We live in bullied times. We’re bullied into having the right look, the right job, the right politics.
Bullying is never acceptable.
Source: Caroline Leavitt
Perhaps we’ve always lived in bullying times, especially if we don’t fit a mold.
For me, it began in high school, a time when I didn’t know or understand enough to do anything about being attacked. Now, I simply wanted to understand. I looked up two of my major bullies in hopes of contacting them to discover why they had bullied me, and how they might have changed.
The first bully, let’s call her Zelda, started out as my friend. Undeniably cool, she dressed in high bohemian, and didn’t seem to care what anyone thought of her, which thrilled me to my core and made me feel cool by association.
Until I became her target.
When a mutual friend of both of ours, all of us lazily sitting in the cafeteria, remarked how thin I was, Zelda sneered, “You don’t want to be skinny like that! If you look in the dictionary under skinny witch, you’ll find a photo of Caroline Leavitt!” To illustrate, she drew a horrifying caricature on the blackboard.
I was startled and stung, but everyone around us laughed, which added to my shame. Because I was also shy and insecure, I thought that maybe she hadn’t meant it, because why would someone who seemed so confident do something so mean? But soon, she struck again. When I had a traumatic breakup with a boy I loved desperately, she blithely told me, and a group of people around me, that she had slept with him herself while I was seeing him. I went home and sobbed, when what I should have done was to ask her, “Why would you hurt me like that? What could you possibly gain?” Her bullying finally ended our friendship when I got into Brandeis and she didn’t. She loudly told people, “Well, of course. She’s a freaking Jew.”
So, now I went to her Facebook page, to try to get clues to why she might have been so nasty, and how she might have hopefully changed. She, the one everyone thought would be famous for singing, art, or writing, was doing administrative work. She, who everyone thought would be living in Paris or Manhattan, was living in a rural community. She, who made sure everyone would mock how skinny and ugly I was, was decidedly overweight and under-cared for.
I felt a stab of sympathy. What had happened to her? Was she alright? So, I friended her, at least digitally, and said hello and she responded immediately back, “Well, hi, you. How’re you doing?”
And then I told her. About my life, the joyous ups and sometimes tragic downs (divorce, death, miscarriages, career) about how I was finally doing what I had always dreamed of. I was a novelist! I had made the NYT Bestseller list! How about you, I asked. What’s your life been like?
And then, before I sent my message, I asked her why she had bullied me in high school when I thought we were friends. I wanted to understand.

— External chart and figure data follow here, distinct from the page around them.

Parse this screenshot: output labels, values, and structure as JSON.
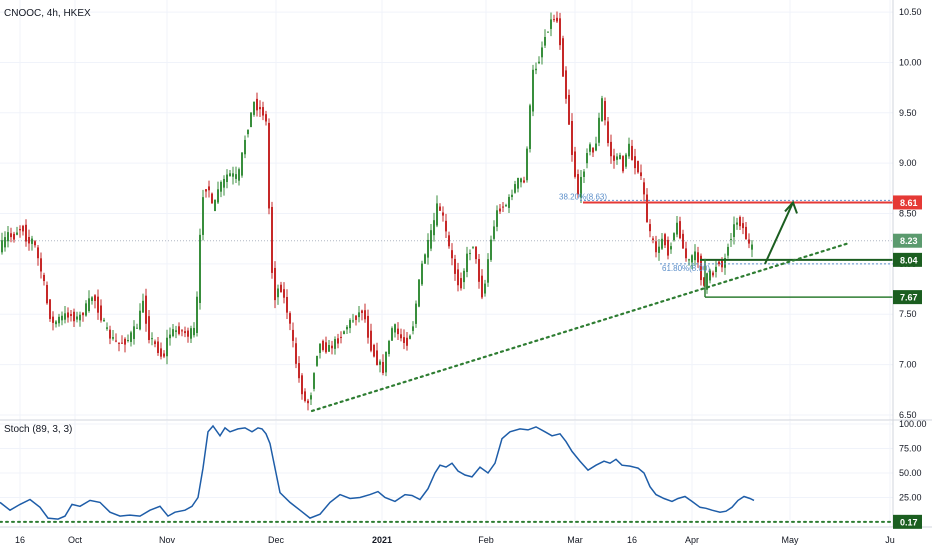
{
  "header": {
    "symbol_label": "CNOOC, 4h, HKEX"
  },
  "chart_data": [
    {
      "type": "candlestick",
      "ylim": [
        6.45,
        10.62
      ],
      "y_ticks": [
        "10.50",
        "10.00",
        "9.50",
        "9.00",
        "8.50",
        "8.00",
        "7.50",
        "7.00",
        "6.50"
      ],
      "x_ticks": [
        "16",
        "Oct",
        "Nov",
        "Dec",
        "2021",
        "Feb",
        "Mar",
        "16",
        "Apr",
        "May",
        "Ju"
      ],
      "colors": {
        "up": "#26a69a",
        "up_bar": "#388e3c",
        "down": "#c62828",
        "grid": "#f0f3fa"
      },
      "price_path": [
        [
          0,
          8.15
        ],
        [
          5,
          8.2
        ],
        [
          10,
          8.3
        ],
        [
          15,
          8.25
        ],
        [
          20,
          8.35
        ],
        [
          25,
          8.35
        ],
        [
          30,
          8.2
        ],
        [
          35,
          8.25
        ],
        [
          40,
          8.05
        ],
        [
          45,
          7.85
        ],
        [
          50,
          7.55
        ],
        [
          55,
          7.4
        ],
        [
          60,
          7.45
        ],
        [
          70,
          7.5
        ],
        [
          80,
          7.45
        ],
        [
          90,
          7.6
        ],
        [
          95,
          7.7
        ],
        [
          100,
          7.55
        ],
        [
          110,
          7.3
        ],
        [
          120,
          7.2
        ],
        [
          130,
          7.25
        ],
        [
          140,
          7.4
        ],
        [
          145,
          7.65
        ],
        [
          150,
          7.3
        ],
        [
          160,
          7.15
        ],
        [
          165,
          7.05
        ],
        [
          170,
          7.3
        ],
        [
          180,
          7.35
        ],
        [
          190,
          7.3
        ],
        [
          198,
          7.35
        ],
        [
          200,
          7.95
        ],
        [
          205,
          8.7
        ],
        [
          210,
          8.8
        ],
        [
          215,
          8.5
        ],
        [
          220,
          8.75
        ],
        [
          225,
          8.8
        ],
        [
          230,
          8.9
        ],
        [
          240,
          8.85
        ],
        [
          248,
          9.3
        ],
        [
          252,
          9.45
        ],
        [
          256,
          9.6
        ],
        [
          260,
          9.55
        ],
        [
          265,
          9.5
        ],
        [
          268,
          9.4
        ],
        [
          270,
          8.9
        ],
        [
          272,
          8.2
        ],
        [
          276,
          7.65
        ],
        [
          282,
          7.8
        ],
        [
          290,
          7.5
        ],
        [
          295,
          7.2
        ],
        [
          300,
          6.9
        ],
        [
          305,
          6.7
        ],
        [
          308,
          6.6
        ],
        [
          312,
          6.65
        ],
        [
          318,
          7.1
        ],
        [
          322,
          7.2
        ],
        [
          330,
          7.15
        ],
        [
          340,
          7.25
        ],
        [
          350,
          7.4
        ],
        [
          360,
          7.5
        ],
        [
          365,
          7.55
        ],
        [
          372,
          7.2
        ],
        [
          378,
          7.05
        ],
        [
          385,
          6.95
        ],
        [
          390,
          7.2
        ],
        [
          395,
          7.4
        ],
        [
          400,
          7.3
        ],
        [
          408,
          7.2
        ],
        [
          415,
          7.4
        ],
        [
          420,
          7.75
        ],
        [
          425,
          8.05
        ],
        [
          432,
          8.25
        ],
        [
          440,
          8.6
        ],
        [
          445,
          8.45
        ],
        [
          450,
          8.2
        ],
        [
          456,
          7.95
        ],
        [
          462,
          7.75
        ],
        [
          468,
          8.05
        ],
        [
          475,
          8.2
        ],
        [
          480,
          7.9
        ],
        [
          485,
          7.65
        ],
        [
          490,
          8.05
        ],
        [
          495,
          8.35
        ],
        [
          500,
          8.55
        ],
        [
          510,
          8.6
        ],
        [
          515,
          8.75
        ],
        [
          522,
          8.85
        ],
        [
          526,
          8.8
        ],
        [
          530,
          9.3
        ],
        [
          535,
          9.9
        ],
        [
          540,
          10.0
        ],
        [
          545,
          10.2
        ],
        [
          550,
          10.35
        ],
        [
          555,
          10.45
        ],
        [
          560,
          10.4
        ],
        [
          565,
          9.9
        ],
        [
          570,
          9.5
        ],
        [
          575,
          9.0
        ],
        [
          580,
          8.7
        ],
        [
          585,
          8.9
        ],
        [
          590,
          9.2
        ],
        [
          595,
          9.1
        ],
        [
          600,
          9.3
        ],
        [
          603,
          9.7
        ],
        [
          610,
          9.2
        ],
        [
          615,
          9.0
        ],
        [
          620,
          9.1
        ],
        [
          625,
          8.95
        ],
        [
          630,
          9.2
        ],
        [
          635,
          9.0
        ],
        [
          640,
          8.95
        ],
        [
          645,
          8.75
        ],
        [
          650,
          8.35
        ],
        [
          655,
          8.2
        ],
        [
          660,
          8.1
        ],
        [
          665,
          8.3
        ],
        [
          670,
          8.1
        ],
        [
          675,
          8.3
        ],
        [
          680,
          8.4
        ],
        [
          685,
          8.15
        ],
        [
          690,
          8.0
        ],
        [
          695,
          8.1
        ],
        [
          700,
          8.05
        ],
        [
          705,
          7.75
        ],
        [
          710,
          7.9
        ],
        [
          715,
          7.9
        ],
        [
          720,
          8.05
        ],
        [
          725,
          7.95
        ],
        [
          730,
          8.2
        ],
        [
          735,
          8.35
        ],
        [
          740,
          8.45
        ],
        [
          745,
          8.35
        ],
        [
          750,
          8.2
        ],
        [
          753,
          8.15
        ]
      ],
      "annotations": {
        "dotted_level": "8.23",
        "fib_38": "38.20%(8.63)",
        "fib_61": "61.80%(8.00)",
        "levels": [
          {
            "label": "8.61",
            "value": 8.61,
            "color": "#e53935"
          },
          {
            "label": "8.23",
            "value": 8.23,
            "color": "#5b9a6e"
          },
          {
            "label": "8.04",
            "value": 8.04,
            "color": "#1b5e20"
          },
          {
            "label": "7.67",
            "value": 7.67,
            "color": "#1b5e20"
          }
        ],
        "trendline": {
          "from": [
            312,
            6.54
          ],
          "to": [
            850,
            8.21
          ]
        },
        "arrow": {
          "from": [
            765,
            8.0
          ],
          "to": [
            793,
            8.61
          ]
        }
      }
    },
    {
      "type": "line",
      "title": "Stoch (89, 3, 3)",
      "ylim": [
        0,
        100
      ],
      "y_ticks": [
        "100.00",
        "75.00",
        "50.00",
        "25.00"
      ],
      "current_label": "0.17",
      "color": "#1e5da8",
      "series_path": [
        [
          0,
          20
        ],
        [
          10,
          12
        ],
        [
          20,
          18
        ],
        [
          30,
          23
        ],
        [
          40,
          15
        ],
        [
          48,
          4
        ],
        [
          58,
          3
        ],
        [
          65,
          6
        ],
        [
          72,
          18
        ],
        [
          80,
          16
        ],
        [
          90,
          22
        ],
        [
          100,
          20
        ],
        [
          110,
          10
        ],
        [
          120,
          6
        ],
        [
          130,
          7
        ],
        [
          140,
          6
        ],
        [
          150,
          12
        ],
        [
          160,
          16
        ],
        [
          168,
          6
        ],
        [
          175,
          10
        ],
        [
          185,
          12
        ],
        [
          192,
          16
        ],
        [
          198,
          25
        ],
        [
          203,
          55
        ],
        [
          208,
          92
        ],
        [
          213,
          98
        ],
        [
          220,
          88
        ],
        [
          225,
          96
        ],
        [
          230,
          92
        ],
        [
          238,
          95
        ],
        [
          245,
          96
        ],
        [
          252,
          92
        ],
        [
          258,
          96
        ],
        [
          262,
          95
        ],
        [
          266,
          90
        ],
        [
          270,
          80
        ],
        [
          275,
          55
        ],
        [
          280,
          30
        ],
        [
          290,
          20
        ],
        [
          300,
          12
        ],
        [
          310,
          4
        ],
        [
          320,
          8
        ],
        [
          330,
          20
        ],
        [
          340,
          28
        ],
        [
          350,
          24
        ],
        [
          360,
          25
        ],
        [
          370,
          28
        ],
        [
          378,
          31
        ],
        [
          385,
          25
        ],
        [
          395,
          21
        ],
        [
          405,
          28
        ],
        [
          412,
          27
        ],
        [
          420,
          23
        ],
        [
          428,
          34
        ],
        [
          435,
          50
        ],
        [
          440,
          58
        ],
        [
          446,
          56
        ],
        [
          452,
          60
        ],
        [
          458,
          52
        ],
        [
          465,
          48
        ],
        [
          472,
          46
        ],
        [
          480,
          56
        ],
        [
          488,
          50
        ],
        [
          495,
          60
        ],
        [
          502,
          85
        ],
        [
          510,
          92
        ],
        [
          520,
          95
        ],
        [
          528,
          94
        ],
        [
          536,
          97
        ],
        [
          545,
          92
        ],
        [
          552,
          88
        ],
        [
          560,
          90
        ],
        [
          566,
          82
        ],
        [
          572,
          72
        ],
        [
          580,
          62
        ],
        [
          588,
          53
        ],
        [
          596,
          58
        ],
        [
          604,
          62
        ],
        [
          610,
          60
        ],
        [
          616,
          64
        ],
        [
          622,
          58
        ],
        [
          630,
          57
        ],
        [
          638,
          55
        ],
        [
          644,
          50
        ],
        [
          650,
          36
        ],
        [
          656,
          28
        ],
        [
          664,
          24
        ],
        [
          672,
          21
        ],
        [
          678,
          24
        ],
        [
          685,
          26
        ],
        [
          692,
          21
        ],
        [
          700,
          15
        ],
        [
          706,
          14
        ],
        [
          712,
          12
        ],
        [
          720,
          10
        ],
        [
          726,
          11
        ],
        [
          732,
          15
        ],
        [
          738,
          22
        ],
        [
          744,
          26
        ],
        [
          750,
          24
        ],
        [
          754,
          22
        ]
      ]
    }
  ]
}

She never responded. In fact, she blocked me, which in its own way, was bullying.
So I next turned my attention to another high school bully. I’ll call her Addie. She had made my life miserable. She was beautiful and popular, with a coterie of boys dazzled by her, as well as an entourage of other popular, pretty girls. She mocked my desire to go to college because this was a working-class high school where less than 20 percent went on to college. Boys went into the armed forces, usually, and girls often wanted to and did get married right after graduation. Who was I to do anything different, they snickered? Once, sitting in front of this bully, I overheard her say to another girl, “I’d like to smash that stupid smile off her stupid face.” You should, her friends agreed.
She, too, was easy to find on Facebook. She was still beautiful, and it looked like she had a cool job that helped people. I asked her, as I had with my first bully, why she had gone after me in high school. I said that I just wanted closure, I just wanted to understand. I expected the same response, but instead, I got an eloquent response.
She told me, “I wasn’t what everyone thought I was.” She told me how she kept most of her life secret, terrified of being found out. How her parents had been alcoholics and they watched her every move. She told me how she got into drugs and lost her best friend over it, how she knew she was gay, but back then, no one was coming out, not even daring to think about it, and she would have been crucified if she had.
And then, to my surprise, she apologized. She told me that she had been so miserable, that seeing someone like me, continuing to rebel despite the cost to myself, when she herself couldn’t, made her angry, because she didn’t think that she had the agency to rebel herself. It was safer to feel empowered by being a bully, hurting someone because you hurt yourself. “I’m so sorry,” she said.
We began talking about our lives, how getting out of Waltham released us both, how we grew into the person we were meant to be, and I realized how funny and sensitive and warm she was. How interesting. “We could have been friends,” I told her. “We could have helped each other so much in high school.”
She was silent for a moment. “Well, we’re friends now,” she said. And we were. And we are.
Sometimes we can’t see the whole story in our lives. We get only pieces. We can’t know the details unless we ask. Maybe the question we need to ask of all bullies is simply this: What are you afraid of personally that you cannot allow others to have something different? How have you been hurt that you must retaliate by hurting others? And then, if you know, you can move on.